According to Joseph Tainter’s work on collapses of civilizations, each civilization is in a kind of race condition where problems from growth of the population is against the drive to get new technology that can support and amplify the problem solving needed.
He did a couple of papers looking at Patents and Research Publications and he was able to show that there was a severe drop off in results starting in 1970. This was coupled with increasingly large lists of authors. The basic idea here is that research and development are well into a senescent decline. It isnt the case that we aren’t developing new tech, its the return on investment isn’t there. It now costs so much to maintain staffs of scientists and researchers that it costs more than the benefit to society.
Once you reach that stage where the “answers” are not easy (and not cheap) to find, GROWTH is only possible in a zero-sum sense. In order to bolster R+D efforts, you need to REDUCE some other uses of resources. That could be maintaining schools and hospitals, food production, etc. You are only going to fund science at the expense of something else in the society.
This is a hidden tax on the society.
I mention this as someone who respects and values science: nothing about the “business as usual” for science research is sustainable for the civilization.

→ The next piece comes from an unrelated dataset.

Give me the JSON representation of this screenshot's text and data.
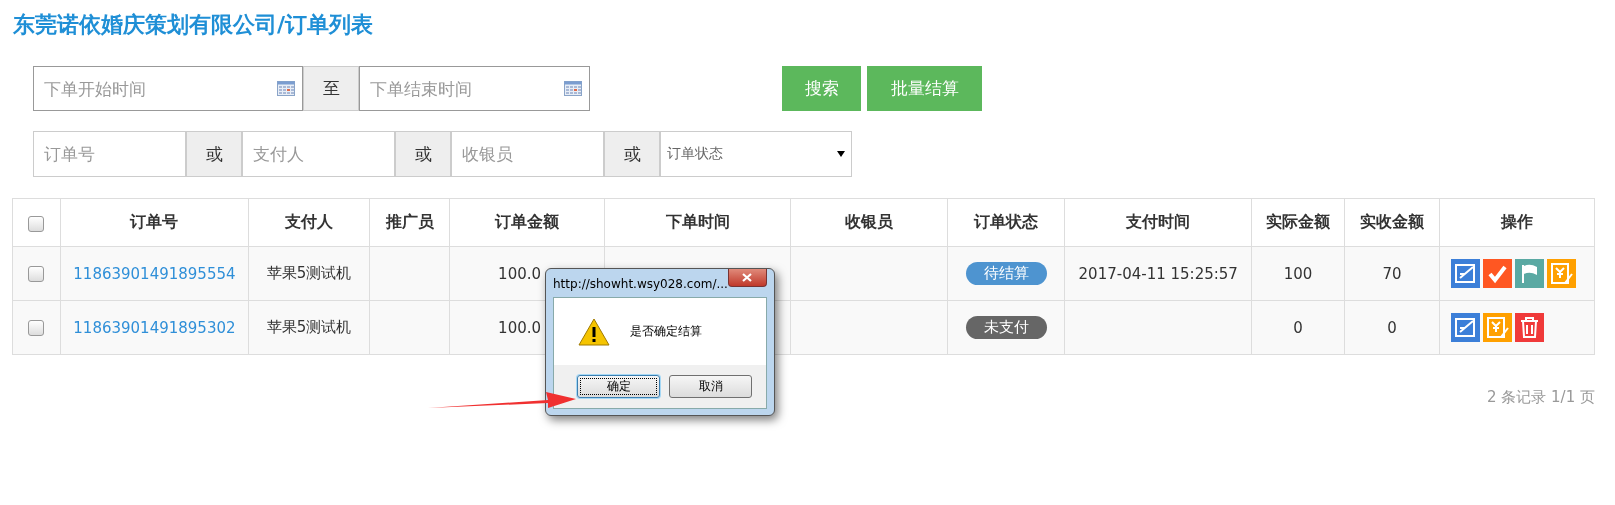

In many ways we are propping up a tradition of science that failed 50 years ago. Our civilization has a secular religion built around “progress”, but progress is so complicated that we gave over from a progressing civilization to a collapsing civilization that is a "cargo cult " of the facade of what gave us progress in the past.
We need a come to Jesus moment about a true way forward into the future.
As a thought experiment, consider what a HUGE new paradigm shifting technology would bring to the world. Let’s say that we get fusion power or something. Now imagine the costs to actually scale and deploy this, and consider the timeline needed to make this fundamental change to our world. Do we even have time and resources available at this stage? Like if you build a new fusion power plant every couple of days starting today, the world would STILL face a miserable energy shortage from declining fossil fuels even faster than you can replace the energy…
Our future decline became baked into the cake because we didn’t get the answers in 1970 and went into overshoot.
Fascists gain power if we attempt to gaslight people with fake hope.
This study actually kind of shifts back and forth between a couple of ideas.
YIELD is the amount of crop per area of land. That’s the intensity/ efficiency / resources / technology getting the highest output on this amount of space.
PRODUCTION is the total output. That’s the YIELD times the AREA. Area can go up and down as a second major variable.
Farmers abandon land or change crops to grazing etc when the soil or water falls. So you can have great technology for getting the most corn yield per hectare, but the amount of viable hectares can be going down.
The facts and figures mingle these ideas together in the paper and make it hard to track what’s being said.
Original paper is here :
https://www.nature.com/articles/s41586-025-09085-w
Total food production is going down 4.4% per degree of warming (from today’s levels).
It’s confusing because they say corn will lose 40% of production but 6% of yields. Just to be clear, production is the net food coming out. So basically reading between the lines, we lose the crop land in that example.